My excursions later in the week played out more or less like that first day on Bear Creek. I tried the Little Manistee and Claybank Creek besides heading back to the Bear a few times. I probably spent as much time driving around, guided by my AAA map, investigating different access points on the streams, as I did fishing. (Surely, I thought, there had to be a spot where the fish were abundant and eager.) Tire hiking, I called it, as I still do. I think I coined the term on that trip.
I honestly can't recall if I caught a trout during the first four days of the trip. If I did, it made less of an impression on my than a steelhead that exploded from the water five feet in front of me when I put a toe into the water on a lower stretch of Bear Creek, then again a moment later thirty or forty feet upstream. That felt slightly humiliating. It was as if the river was taunting me with my quarry. I could look, but not touch.
However, the final outing of the week would put a little slime on my hands. I set out for Pine Creek near where it angled across M-55 by the town of Wellston. A rough trail leading south from the highway brought me to a pulloff overlooking a beaver pond--the first beaver pond I'd ever seen, actually. And it was the most pleasant a day I'd yet had, near sixty and sunny.
I cast a spinner across the center of the pond, letting it sink for several seconds then slowly retrieving. No luck. I waded in and worked toward the pond's inlet, which looked very promising: a narrow chute, knee deep, guarded by overhanging alder limbs and sunken brush along its margins. I pitched my lure into the top of the chute and about a second after I clicked the bail I felt a shaking on the end of my line. Not a throb that nearly pulled the rod from my hands or made my drag scream, but resistance enough to give me ten or twelve ecstatic seconds before gold flashed in the water before me. I whipped out my new net (the fish didn't actually require it, but I'd be damned if I didn't get some use out of it)
and scooped up a brook trout. Laying it on the bank, I measured it at a hair over ten inches.
Maybe that was a moment I should have savored, but I quickly unhooked and released the trout and cast into the chute again. I had a lot of fishless hours to make up for. The second cast brought another strike and another brook trout, this one a little smaller. I continued fishing the chute and managed one more strike but no fish that stayed one the line. I waded upstream from the pond, working under the alders and along tangles of brush. I took a third trout quickly, but then fished for over an hour before another came. The last two were actually quite small, six or seven inches, though I did fight for them. Above the pond the creek was no more than ten feet wide. Many of my "casts" amounted to popping the spinner through a small gap in the alders, and I didn't wade so much as I ducked and crawled though the brush, sometimes in the stream and sometimes along its banks.

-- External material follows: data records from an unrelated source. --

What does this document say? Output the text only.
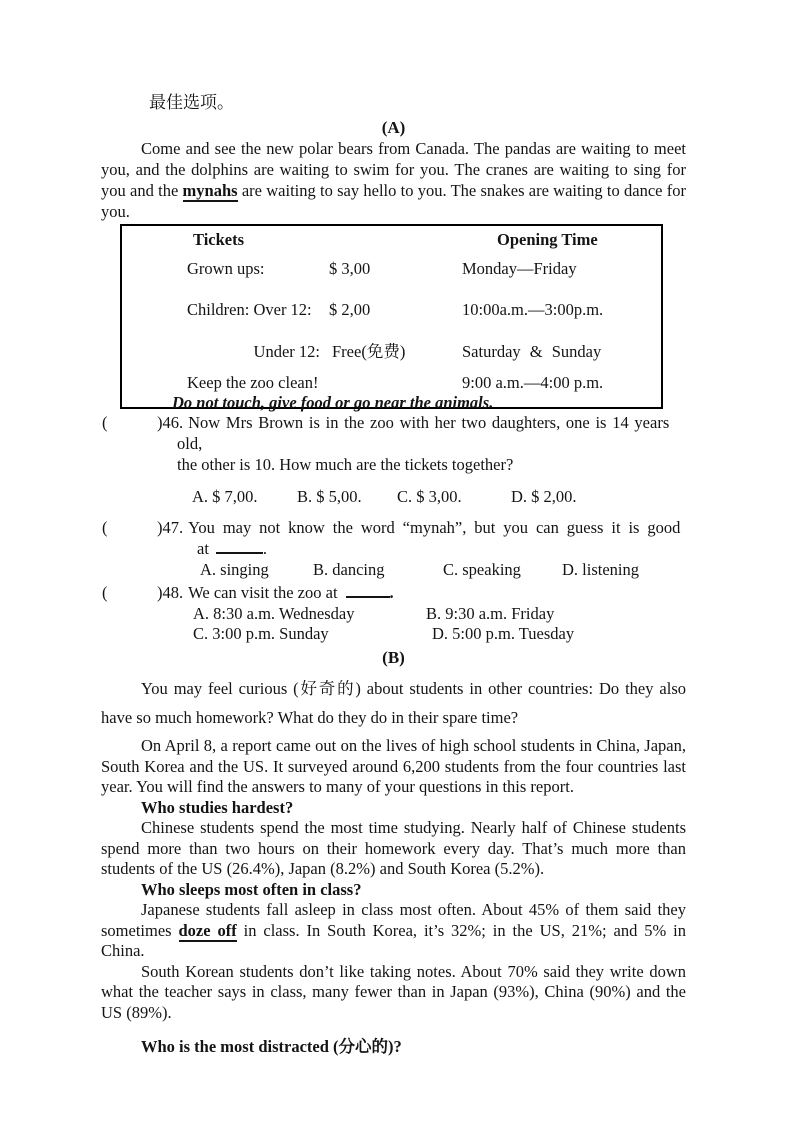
最佳选项。
(A)

Come and see the new polar bears from Canada. The pandas are waiting to meet you, and the dolphins are waiting to swim for you. The cranes are waiting to sing for you and the mynahs are waiting to say hello to you. The snakes are waiting to dance for you.

Tickets	Opening Time
Grown ups:	$ 3,00	Monday—Friday
Children: Over 12: $ 2,00	10:00a.m.—3:00p.m.
Under 12: Free(免费)	Saturday & Sunday
Keep the zoo clean!	9:00 a.m.—4:00 p.m.
Do not touch, give food or go near the animals.
(	)46. Now Mrs Brown is in the zoo with her two daughters, one is 14 years old,
the other is 10. How much are the tickets together?
A. $ 7,00. B. $ 5,00. C. $ 3,00.	D. $ 2,00.
(	)47. You may not know the word “mynah”, but you can guess it is good
at	.
A. singing	B. dancing	C. speaking D. listening
(	)48. We can visit the zoo at	.
A. 8:30 a.m. Wednesday	B. 9:30 a.m. Friday
C. 3:00 p.m. Sunday	D. 5:00 p.m. Tuesday
(B)

You may feel curious (好奇的) about students in other countries: Do they also have so much homework? What do they do in their spare time?

On April 8, a report came out on the lives of high school students in China, Japan, South Korea and the US. It surveyed around 6,200 students from the four countries last year. You will find the answers to many of your questions in this report.

Who studies hardest?

Chinese students spend the most time studying. Nearly half of Chinese students spend more than two hours on their homework every day. That’s much more than students of the US (26.4%), Japan (8.2%) and South Korea (5.2%).

Who sleeps most often in class?

Japanese students fall asleep in class most often. About 45% of them said they sometimes doze off in class. In South Korea, it’s 32%; in the US, 21%; and 5% in China.

South Korean students don’t like taking notes. About 70% said they write down what the teacher says in class, many fewer than in Japan (93%), China (90%) and the US (89%).

Who is the most distracted (分心的)?
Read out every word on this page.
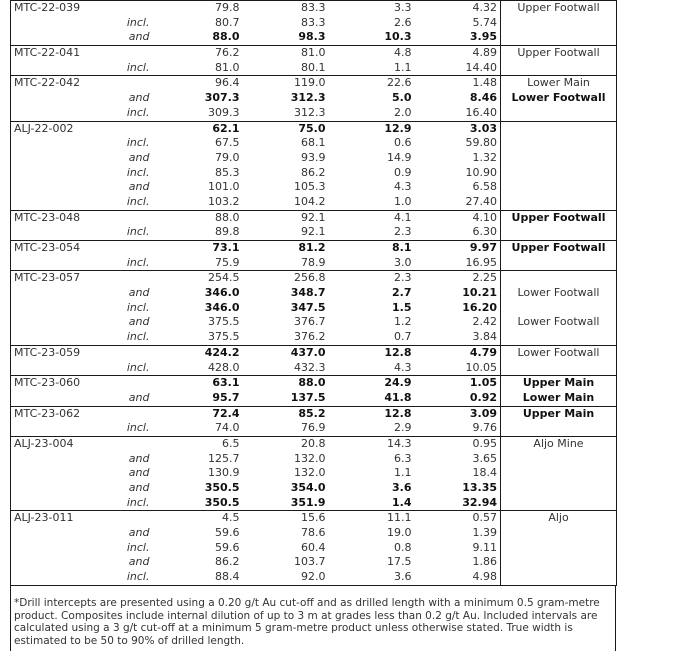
MTC-22-039		79.8	83.3	3.3	4.32	Upper Footwall
	incl.	80.7	83.3	2.6	5.74	
	and	88.0	98.3	10.3	3.95	
MTC-22-041		76.2	81.0	4.8	4.89	Upper Footwall
	incl.	81.0	80.1	1.1	14.40	
MTC-22-042		96.4	119.0	22.6	1.48	Lower Main
	and	307.3	312.3	5.0	8.46	Lower Footwall
	incl.	309.3	312.3	2.0	16.40	
ALJ-22-002		62.1	75.0	12.9	3.03	
	incl.	67.5	68.1	0.6	59.80	
	and	79.0	93.9	14.9	1.32	
	incl.	85.3	86.2	0.9	10.90	
	and	101.0	105.3	4.3	6.58	
	incl.	103.2	104.2	1.0	27.40	
MTC-23-048		88.0	92.1	4.1	4.10	Upper Footwall
	incl.	89.8	92.1	2.3	6.30	
MTC-23-054		73.1	81.2	8.1	9.97	Upper Footwall
	incl.	75.9	78.9	3.0	16.95	
MTC-23-057		254.5	256.8	2.3	2.25	
	and	346.0	348.7	2.7	10.21	Lower Footwall
	incl.	346.0	347.5	1.5	16.20	
	and	375.5	376.7	1.2	2.42	Lower Footwall
	incl.	375.5	376.2	0.7	3.84	
MTC-23-059		424.2	437.0	12.8	4.79	Lower Footwall
	incl.	428.0	432.3	4.3	10.05	
MTC-23-060		63.1	88.0	24.9	1.05	Upper Main
	and	95.7	137.5	41.8	0.92	Lower Main
MTC-23-062		72.4	85.2	12.8	3.09	Upper Main
	incl.	74.0	76.9	2.9	9.76	
ALJ-23-004		6.5	20.8	14.3	0.95	Aljo Mine
	and	125.7	132.0	6.3	3.65	
	and	130.9	132.0	1.1	18.4	
	and	350.5	354.0	3.6	13.35	
	incl.	350.5	351.9	1.4	32.94	
ALJ-23-011		4.5	15.6	11.1	0.57	Aljo
	and	59.6	78.6	19.0	1.39	
	incl.	59.6	60.4	0.8	9.11	
	and	86.2	103.7	17.5	1.86	
	incl.	88.4	92.0	3.6	4.98	
*Drill intercepts are presented using a 0.20 g/t Au cut-off and as drilled length with a minimum 0.5 gram-metre product. Composites include internal dilution of up to 3 m at grades less than 0.2 g/t Au. Included intervals are calculated using a 3 g/t cut-off at a minimum 5 gram-metre product unless otherwise stated. True width is estimated to be 50 to 90% of drilled length.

With my luck waning and the confines of the creek tightening I called it quits on Pine Creek, and on the week. I would be leaving that night, and I needed time to pack my bags and shut down the trailer. And trying elsewhere else and getting skunked (an all-too-likely prospect) might have erased my already fading satisfaction in the day. Driving back to Manistee I felt ambivalent. Catching those trout did bring back a measure of the hope I'd felt as I set out on the trip, but they still were a small payoff (in more than one sense) for a week of fishing well-regarded trout waters. I thought the unthinkable: maybe I really wasn't cut out to be a fisherman. Or at least, maybe I'd be happier sticking to pursuits that didn't involve persuading someone to accept a dubious offering ( a suspicion that came to me often during my years as a sales rep). Maybe I ought to stick to hiking, which required only looking at the scenery. I knew that fishing was about more than catching fish, but I wanted the fish to be more than anomalies the process.
I'm prone to quitting things too soon, to fixing on the mote of failure in my successes.
I really did consider hanging up the rod, but that decision wasn't for then and there. I was taking that trip to the UP regardless.